In the first year, snowbirds may catch a break since the time spent is likely to cross two years with less than 90 days in each year. It’s when they repeat that migratory pattern in year two that there can be a problem.
U.S. residents don’t need a Florida driver’s license but Canadian residents who are snowbirds need a U.S. driver’s license. A spokeswoman for the Florida Department of Highway Safety and Motor Vehicles said that Canadian snowbirds face the same registration and car insurance requirements as those for residents of other U.S. states.
Some U.S. snowbirds make Florida their primary residence to enjoy the fact that there’s no state income tax. Those snowbirds would need to register their vehicle in Florida and have a Florida driver’s license.

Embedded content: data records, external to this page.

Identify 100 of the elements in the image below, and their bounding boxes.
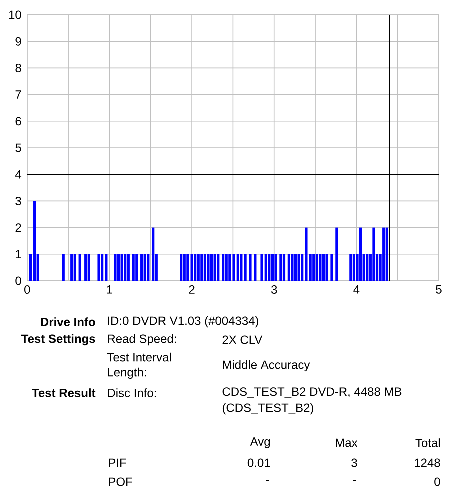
bar — [330, 254, 334, 282]
text: PIF — [109, 458, 126, 468]
bar — [140, 254, 144, 282]
text: - — [353, 480, 356, 482]
bar — [264, 254, 268, 282]
bar — [74, 254, 76, 282]
bar — [132, 254, 135, 282]
bar — [190, 254, 194, 282]
bar — [136, 254, 138, 282]
bar — [291, 254, 294, 282]
bar — [336, 228, 338, 282]
bar — [280, 254, 282, 282]
bar — [236, 254, 240, 282]
bar — [124, 254, 127, 282]
text: Drive Info — [41, 318, 96, 326]
y-tick-label: 5 — [16, 144, 22, 152]
bar — [282, 254, 286, 282]
bar — [386, 228, 388, 282]
bar — [217, 254, 220, 282]
bar — [214, 254, 216, 282]
text: Test Settings — [21, 334, 96, 346]
text: Read Speed: — [108, 334, 176, 346]
bar — [298, 254, 300, 282]
bar — [249, 254, 252, 282]
bar — [352, 254, 356, 282]
bar — [288, 254, 290, 282]
bar — [194, 254, 197, 282]
bar — [127, 254, 130, 282]
bar — [34, 201, 36, 282]
bar — [62, 254, 65, 282]
text: 3 — [352, 458, 358, 468]
bar — [101, 254, 104, 282]
y-tick-label: 7 — [16, 90, 22, 99]
bar — [88, 254, 90, 282]
y-tick-label: 4 — [15, 170, 22, 179]
bar — [312, 254, 316, 282]
bar — [225, 254, 228, 282]
bar — [78, 254, 82, 282]
x-tick-label: 2 — [189, 286, 195, 294]
text: ID:0 DVDR V1.03 (#004334) — [108, 316, 259, 328]
bar — [240, 254, 243, 282]
text: Total — [416, 438, 440, 448]
bar — [70, 254, 74, 282]
bar — [183, 254, 186, 282]
y-tick-label: 2 — [16, 224, 22, 232]
bar — [120, 254, 124, 282]
x-tick-label: 0 — [24, 286, 30, 294]
text: - — [266, 480, 270, 482]
text: Test Interval Length: — [107, 352, 172, 380]
bar — [144, 254, 146, 282]
y-tick-label: 9 — [16, 37, 22, 46]
text: POF — [109, 478, 132, 486]
bar — [98, 254, 100, 282]
x-tick-label: 5 — [436, 286, 442, 294]
bar — [319, 254, 322, 282]
bar — [180, 254, 183, 282]
bar — [372, 228, 376, 282]
bar — [105, 254, 108, 282]
bar — [322, 254, 326, 282]
x-tick-label: 3 — [271, 286, 278, 294]
bar — [84, 254, 88, 282]
text: Max — [336, 438, 358, 448]
bar — [114, 254, 117, 282]
bar — [366, 254, 369, 282]
y-tick-label: 10 — [9, 10, 22, 20]
text: Avg — [250, 438, 270, 448]
bar — [294, 254, 298, 282]
bar — [197, 254, 200, 282]
bar — [152, 228, 155, 282]
bar — [260, 254, 264, 282]
bar — [382, 228, 386, 282]
text: CDS_TEST_B2 DVD-R, 4488 MB — [222, 388, 402, 398]
text: Disc Info: — [108, 388, 156, 398]
bar — [274, 254, 278, 282]
text: 2X CLV — [222, 336, 263, 344]
bar — [228, 254, 232, 282]
bar — [326, 254, 328, 282]
bar — [200, 254, 204, 282]
text: (CDS_TEST_B2) — [222, 403, 314, 415]
x-tick-label: 1 — [107, 286, 112, 294]
bar — [305, 228, 308, 282]
bar — [350, 254, 352, 282]
bar — [207, 254, 210, 282]
text: Middle Accuracy — [223, 360, 310, 372]
bar — [204, 254, 207, 282]
bar — [232, 254, 236, 282]
bar — [222, 254, 225, 282]
bar — [186, 254, 190, 282]
bar — [117, 254, 120, 282]
bar — [268, 254, 271, 282]
text: 1248 — [415, 458, 440, 468]
x-tick-label: 4 — [354, 286, 360, 294]
y-tick-label: 0 — [16, 276, 22, 286]
y-tick-label: 6 — [16, 117, 22, 126]
y-tick-label: 8 — [16, 64, 22, 72]
text: 0.01 — [248, 458, 270, 468]
text: 0 — [434, 478, 440, 486]
y-tick-label: 3 — [16, 196, 22, 206]
bar — [359, 228, 362, 282]
bar — [316, 254, 318, 282]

While this post has focused on Florida law, snowbirds who migrate to other southern states should check with that state’s department of motor vehicles to see what’s required in the way of registration and insurance on their vehicle while enjoying the mild weather. If it sounds like too much of a bother, think of what could happen if your car insurance company won’t pay a claim because you misrepresented the location of your car.
I’ll also suggest that minimum car insurance coverage isn’t likely to be the best answer when insuring your vehicle. The best decision is likely to be to carry the same coverage you have in your home state. Accidents can happen anywhere.
If you’re a snowbird, what do you do about you car’s registration and insurance?